Melissa McGurgan was transplanted into the Southeast from southern California at the age of six, where she developed an affinity for southern gentlemen and the color pink.  After completing her BFA in printmaking at the University of Georgia, Athens, GA in 2004, she packed up her Honda  and headed out west to pursue an MFA in printmaking at Arizona State University, Tempe, AZ, where she currently resides.  Her work has recently been featured nationally in

such exhibitions as New American City: Artists Look Forward, ASU Art Museum, Tempe, AZ, Ink and Clay, Kellog Gallery, Pamona, CA and From Flat to Fat: New Dimensions in Printmaking, Arts Incubator, Kansas City, MO.  McGurgan's work will also be on view at upcoming exhibitions: Reading Room, Eyelounge Gallery, Phoenix, AZ and the Arizona Biennial, Tuscon Museum of Art, Tuscon, AZ.  She currently works as an preparator's assistant at the ASU Art Museum and teaches art and design to rambunctious children ranging in ages 4 - 25.

 

 

Ruby Rennie

Hi - I'm a lecturer in the University of Edinburgh.
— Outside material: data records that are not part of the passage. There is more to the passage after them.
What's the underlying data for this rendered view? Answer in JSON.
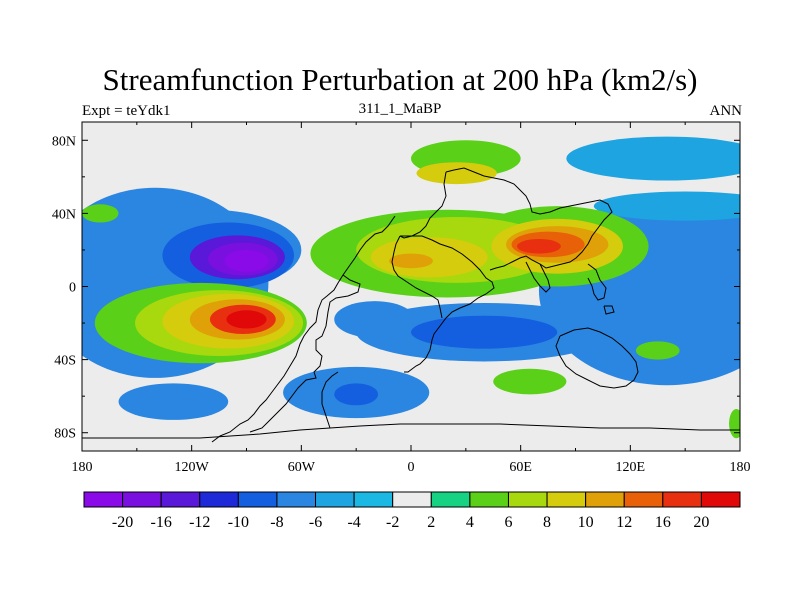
{
  "title": "Streamfunction Perturbation at 200 hPa (km2/s)",
  "left_string": "Expt = teYdk1",
  "center_string": "311_1_MaBP",
  "right_string": "ANN",
  "x_ticks": [
    "180",
    "120W",
    "60W",
    "0",
    "60E",
    "120E",
    "180"
  ],
  "y_ticks": [
    "80N",
    "40N",
    "0",
    "40S",
    "80S"
  ],
  "colorbar": {
    "labels": [
      "-20",
      "-16",
      "-12",
      "-10",
      "-8",
      "-6",
      "-4",
      "-2",
      "2",
      "4",
      "6",
      "8",
      "10",
      "12",
      "16",
      "20"
    ],
    "colors": [
      "#8b0ae8",
      "#7a10e0",
      "#5a18d8",
      "#1e2ad8",
      "#145ee0",
      "#2a86e0",
      "#1ea4e0",
      "#1cb8e4",
      "#ececec",
      "#16d282",
      "#5ad018",
      "#a8d80e",
      "#d4cc0c",
      "#e0a008",
      "#e86008",
      "#e83010",
      "#e00808"
    ]
  },
  "blobs": [
    {
      "level": "-6",
      "lon": -140,
      "lat": 2,
      "rlon": 62,
      "rlat": 52
    },
    {
      "level": "-6",
      "lon": 140,
      "lat": -2,
      "rlon": 70,
      "rlat": 52
    },
    {
      "level": "-4",
      "lon": 140,
      "lat": 70,
      "rlon": 55,
      "rlat": 12
    },
    {
      "level": "-4",
      "lon": 150,
      "lat": 44,
      "rlon": 50,
      "rlat": 8
    },
    {
      "level": "-6",
      "lon": -110,
      "lat": 20,
      "rlon": 50,
      "rlat": 22
    },
    {
      "level": "-8",
      "lon": -100,
      "lat": 17,
      "rlon": 36,
      "rlat": 18
    },
    {
      "level": "-12",
      "lon": -95,
      "lat": 16,
      "rlon": 26,
      "rlat": 12
    },
    {
      "level": "-16",
      "lon": -92,
      "lat": 15,
      "rlon": 19,
      "rlat": 9
    },
    {
      "level": "-20",
      "lon": -90,
      "lat": 14,
      "rlon": 12,
      "rlat": 6
    },
    {
      "level": "4",
      "lon": -115,
      "lat": -20,
      "rlon": 58,
      "rlat": 22
    },
    {
      "level": "6",
      "lon": -105,
      "lat": -20,
      "rlon": 46,
      "rlat": 18
    },
    {
      "level": "8",
      "lon": -100,
      "lat": -19,
      "rlon": 36,
      "rlat": 15
    },
    {
      "level": "10",
      "lon": -95,
      "lat": -18,
      "rlon": 26,
      "rlat": 11
    },
    {
      "level": "16",
      "lon": -92,
      "lat": -18,
      "rlon": 18,
      "rlat": 8
    },
    {
      "level": "20",
      "lon": -90,
      "lat": -18,
      "rlon": 11,
      "rlat": 5
    },
    {
      "level": "-6",
      "lon": -20,
      "lat": -18,
      "rlon": 22,
      "rlat": 10
    },
    {
      "level": "-6",
      "lon": 40,
      "lat": -25,
      "rlon": 70,
      "rlat": 16
    },
    {
      "level": "-8",
      "lon": 40,
      "lat": -25,
      "rlon": 40,
      "rlat": 9
    },
    {
      "level": "-6",
      "lon": -30,
      "lat": -58,
      "rlon": 40,
      "rlat": 14
    },
    {
      "level": "-8",
      "lon": -30,
      "lat": -59,
      "rlon": 12,
      "rlat": 6
    },
    {
      "level": "-6",
      "lon": -130,
      "lat": -63,
      "rlon": 30,
      "rlat": 10
    },
    {
      "level": "-4",
      "lon": 30,
      "lat": 18,
      "rlon": 22,
      "rlat": 6
    },
    {
      "level": "4",
      "lon": 20,
      "lat": 18,
      "rlon": 75,
      "rlat": 24
    },
    {
      "level": "4",
      "lon": 80,
      "lat": 22,
      "rlon": 50,
      "rlat": 22
    },
    {
      "level": "4",
      "lon": 30,
      "lat": 70,
      "rlon": 30,
      "rlat": 10
    },
    {
      "level": "8",
      "lon": 25,
      "lat": 62,
      "rlon": 22,
      "rlat": 6
    },
    {
      "level": "6",
      "lon": 25,
      "lat": 20,
      "rlon": 55,
      "rlat": 18
    },
    {
      "level": "8",
      "lon": 10,
      "lat": 16,
      "rlon": 32,
      "rlat": 11
    },
    {
      "level": "10",
      "lon": 0,
      "lat": 14,
      "rlon": 12,
      "rlat": 4
    },
    {
      "level": "8",
      "lon": 80,
      "lat": 22,
      "rlon": 36,
      "rlat": 15
    },
    {
      "level": "10",
      "lon": 80,
      "lat": 23,
      "rlon": 28,
      "rlat": 10
    },
    {
      "level": "12",
      "lon": 75,
      "lat": 23,
      "rlon": 20,
      "rlat": 7
    },
    {
      "level": "16",
      "lon": 70,
      "lat": 22,
      "rlon": 12,
      "rlat": 4
    },
    {
      "level": "4",
      "lon": 65,
      "lat": -52,
      "rlon": 20,
      "rlat": 7
    },
    {
      "level": "4",
      "lon": 135,
      "lat": -35,
      "rlon": 12,
      "rlat": 5
    },
    {
      "level": "4",
      "lon": -170,
      "lat": 40,
      "rlon": 10,
      "rlat": 5
    },
    {
      "level": "4",
      "lon": 178,
      "lat": -75,
      "rlon": 4,
      "rlat": 8
    }
  ]
}
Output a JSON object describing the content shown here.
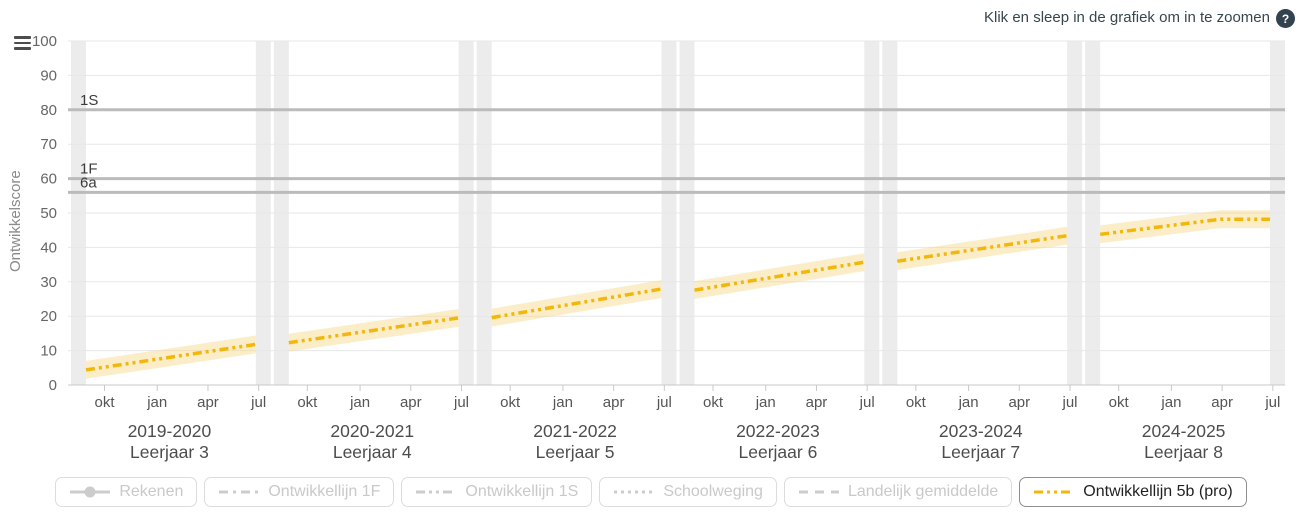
{
  "toolbar": {
    "zoom_hint": "Klik en sleep in de grafiek om in te zoomen",
    "help_label": "?"
  },
  "chart_data": {
    "type": "line",
    "title": "",
    "ylabel": "Ontwikkelscore",
    "ylim": [
      0,
      100
    ],
    "yticks": [
      0,
      10,
      20,
      30,
      40,
      50,
      60,
      70,
      80,
      90,
      100
    ],
    "grid": true,
    "legend_position": "bottom",
    "month_ticks": [
      "okt",
      "jan",
      "apr",
      "jul"
    ],
    "x_groups": [
      {
        "years": "2019-2020",
        "leerjaar": "Leerjaar 3"
      },
      {
        "years": "2020-2021",
        "leerjaar": "Leerjaar 4"
      },
      {
        "years": "2021-2022",
        "leerjaar": "Leerjaar 5"
      },
      {
        "years": "2022-2023",
        "leerjaar": "Leerjaar 6"
      },
      {
        "years": "2023-2024",
        "leerjaar": "Leerjaar 7"
      },
      {
        "years": "2024-2025",
        "leerjaar": "Leerjaar 8"
      }
    ],
    "reference_lines": [
      {
        "label": "1S",
        "value": 80
      },
      {
        "label": "1F",
        "value": 60
      },
      {
        "label": "6a",
        "value": 56
      }
    ],
    "series": [
      {
        "name": "Ontwikkellijn 5b (pro)",
        "color": "#f2b70b",
        "band_color": "#f6d784",
        "band_halfwidth": 2.6,
        "style": "dash-dot-dot",
        "segments": [
          [
            [
              0,
              4.4
            ],
            [
              1,
              11.8
            ]
          ],
          [
            [
              0,
              12.3
            ],
            [
              1,
              19.5
            ]
          ],
          [
            [
              0,
              19.6
            ],
            [
              1,
              27.9
            ]
          ],
          [
            [
              0,
              27.6
            ],
            [
              1,
              35.7
            ]
          ],
          [
            [
              0,
              36.0
            ],
            [
              1,
              43.4
            ]
          ],
          [
            [
              0,
              43.8
            ],
            [
              0.71,
              48.2
            ],
            [
              1,
              48.2
            ]
          ]
        ]
      }
    ]
  },
  "legend": {
    "items": [
      {
        "label": "Rekenen",
        "marker": "line-circle",
        "active": false
      },
      {
        "label": "Ontwikkellijn 1F",
        "marker": "dash-dot",
        "active": false
      },
      {
        "label": "Ontwikkellijn 1S",
        "marker": "dash-dot-dot",
        "active": false
      },
      {
        "label": "Schoolweging",
        "marker": "dots",
        "active": false
      },
      {
        "label": "Landelijk gemiddelde",
        "marker": "dashes",
        "active": false
      },
      {
        "label": "Ontwikkellijn 5b (pro)",
        "marker": "dash-dot-dot",
        "active": true,
        "color": "#f2b70b"
      }
    ]
  },
  "colors": {
    "accent_yellow": "#f2b70b",
    "reference_line": "#bbbbbb",
    "grid_line": "#e7e7e7",
    "plot_band": "#ececec",
    "axis_line": "#c9c9c9",
    "tick_text": "#666666",
    "month_text": "#555555",
    "year_text": "#4d4d4d",
    "help_circle": "#33424f"
  }
}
I wasn't at the symposium, so you can always delete me from this page *sob* if I shouldn't be here. I've been dabbling in Web 2.0 stuff for a while now, and have periods where I really find lots to say in my blog (implication being that there are times when I don't ...). I've also been known to stroll around Second Life, wondering if I'll ever meet anyone there. I'm a bit more successful in flickr and am trying to do the "take one photo a day" thing. My current research is on collaboration and the use of technology, so it would be great to discuss areas of common interest with this group.